A quarta pesquisa nos trouxe uma preocupação, mas também um caminho. Queríamos saber das crenças de autoeficácia para ajudar e descobrimos que os membros das equipes estavam, sim, mais preparados para ajudar. Mas, ao analisar as respostas dos alunos que não eram parte das equipes, não havia diferenças significativas entre as escolas com e sem Equipes de Ajuda. Nosso desafio era fazer com que as Equipes de Ajuda fossem um disparador para toda a escola se envolver na acolhida, e não que apenas seus membros estivessem atentos aos problemas de convivência e se sentissem capazes de acolher.
Esses e outros resultados nos trouxeram esperança de que estávamos no caminho certo. Passamos então a uma comparação do nosso modelo com o espanhol, com mais de 10 anos à nossa frente.
Numa primeira pesquisa, comparamos a frequência de intimidação entre grupos de adolescentes em escolas com e sem Equipes de Ajuda, brasileiras e espanholas. Vimos que a frequência das intimidações nas escolas com Equipes de Ajuda no Brasil era menor, em comparação com as escolas sem as equipes. Mas, comparadas às escolas espanholas, mesmo nossas escolas com Equipes de Ajuda apresentam maior frequência de intimidação do que as escolas sem equipes na Espanha.
Em outra pesquisa, perguntamos a estudantes dos dois países questões como quantas amizades têm, como se relacionam, como se sentem na escola, como são tratados pelos professores. Da mesma forma que na investigação anterior, temos um saldo positivo nas escolas com Equipes de Ajuda no Brasil, quando comparadas com as escolas sem equipes, mas sempre inferiores às escolas na Espanha.

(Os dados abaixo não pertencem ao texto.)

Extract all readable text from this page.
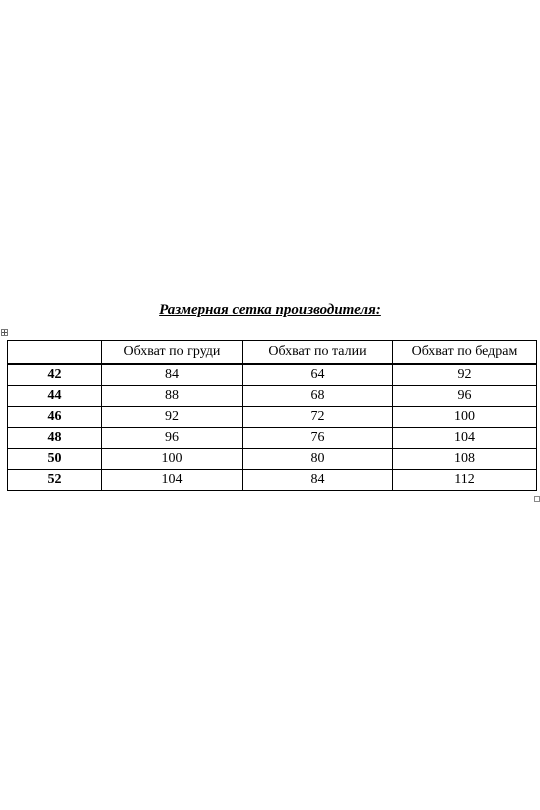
Размерная сетка производителя:
	Обхват по груди	Обхват по талии	Обхват по бедрам
42	84	64	92
44	88	68	96
46	92	72	100
48	96	76	104
50	100	80	108
52	104	84	112
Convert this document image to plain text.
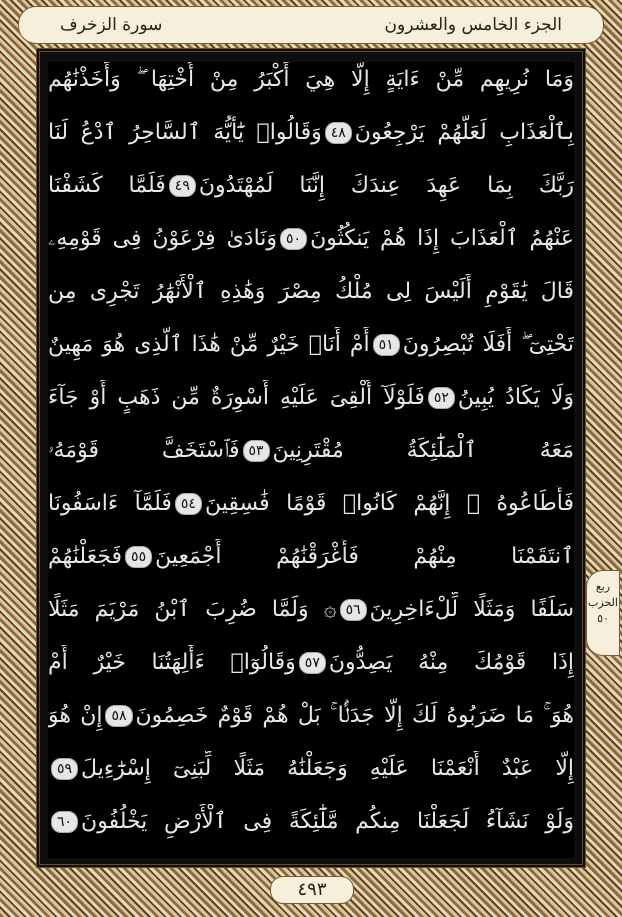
سورة الزخرف	الجزء الخامس والعشرون
وَمَا نُرِيهِم مِّنْ ءَايَةٍ إِلَّا هِيَ أَكْبَرُ مِنْ أُخْتِهَا ۖ وَأَخَذْنَٰهُم
بِٱلْعَذَابِ لَعَلَّهُمْ يَرْجِعُونَ٤٨وَقَالُوا۟ يَٰٓأَيُّهَ ٱلسَّاحِرُ ٱدْعُ لَنَا
رَبَّكَ بِمَا عَهِدَ عِندَكَ إِنَّنَا لَمُهْتَدُونَ٤٩فَلَمَّا كَشَفْنَا
عَنْهُمُ ٱلْعَذَابَ إِذَا هُمْ يَنكُثُونَ٥٠وَنَادَىٰ فِرْعَوْنُ فِى قَوْمِهِۦ
قَالَ يَٰقَوْمِ أَلَيْسَ لِى مُلْكُ مِصْرَ وَهَٰذِهِ ٱلْأَنْهَٰرُ تَجْرِى مِن
تَحْتِىٓ ۖ أَفَلَا تُبْصِرُونَ٥١أَمْ أَنَا۠ خَيْرٌ مِّنْ هَٰذَا ٱلَّذِى هُوَ مَهِينٌ
وَلَا يَكَادُ يُبِينُ٥٢فَلَوْلَآ أُلْقِىَ عَلَيْهِ أَسْوِرَةٌ مِّن ذَهَبٍ أَوْ جَآءَ
مَعَهُ ٱلْمَلَٰٓئِكَةُ مُقْتَرِنِينَ٥٣فَٱسْتَخَفَّ قَوْمَهُۥ
فَأَطَاعُوهُ ۚ إِنَّهُمْ كَانُوا۟ قَوْمًا فَٰسِقِينَ٥٤فَلَمَّآ ءَاسَفُونَا
ٱنتَقَمْنَا مِنْهُمْ فَأَغْرَقْنَٰهُمْ أَجْمَعِينَ٥٥فَجَعَلْنَٰهُمْ
سَلَفًا وَمَثَلًا لِّلْءَاخِرِينَ٥٦۞ وَلَمَّا ضُرِبَ ٱبْنُ مَرْيَمَ مَثَلًا
إِذَا قَوْمُكَ مِنْهُ يَصِدُّونَ٥٧وَقَالُوٓا۟ ءَأَٰلِهَتُنَا خَيْرٌ أَمْ
هُوَ ۚ مَا ضَرَبُوهُ لَكَ إِلَّا جَدَلًۢا ۚ بَلْ هُمْ قَوْمٌ خَصِمُونَ٥٨إِنْ هُوَ
إِلَّا عَبْدٌ أَنْعَمْنَا عَلَيْهِ وَجَعَلْنَٰهُ مَثَلًا لِّبَنِىٓ إِسْرَٰٓءِيلَ٥٩
وَلَوْ نَشَآءُ لَجَعَلْنَا مِنكُم مَّلَٰٓئِكَةً فِى ٱلْأَرْضِ يَخْلُفُونَ٦٠
ربع
الحزب
٥٠
٤٩٣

Esses resultados mostram a importância de políticas de convivência regulamentadas no país, bem como o efeito positivo dos programas de convivência nas escolas, que não temos no Brasil.
Pares que cuidam
Não há dúvidas de que o tema da convivência é central nas escolas brasileiras. A lei antibullying, de 2015, e a lei 14.811, de 2024, garantem o direito à aprendizagem da convivência na escola. A lei sancionada este ano eleva à condição de atenção o bullying e outras violências extremas que atingem a escola. No entanto, ela trata o bullying e o cyberbullying como crime. E não é da natureza da escola a criminalização. Portanto, não é da sua natureza a ação judicializante, mas a ação de formação.
Conhecer o que mostra a ciência com suas pesquisas é fundamental. E nossas pesquisas mostram o enorme desafio que ainda temos a seguir. Mas seus resultados mostram também que há a possibilidade de superação dos problemas de convivência na escola. E um dos instrumentos para isso pode ser a implementação de um SAI, com o envolvimento dos jovens nos nos problemas da escola.
Principalmente quando as violências são escondidas — como é o caso do bullying, das exclusões, da solidão e dos sofrimentos emocionais entre os adolescentes ou mesmo entre as crianças — há quem veja: os pares sabem do que acontece com seus iguais. E, embora os números sejam preocupantes (foram 121.671 registros de casos de bullying em ata notorial no Brasil só em 2023), há escolas que conseguem reduzir esses números trabalhando com a prevenção: vendo o que não se vê, não com os olhos dos adultos, mas dos pares.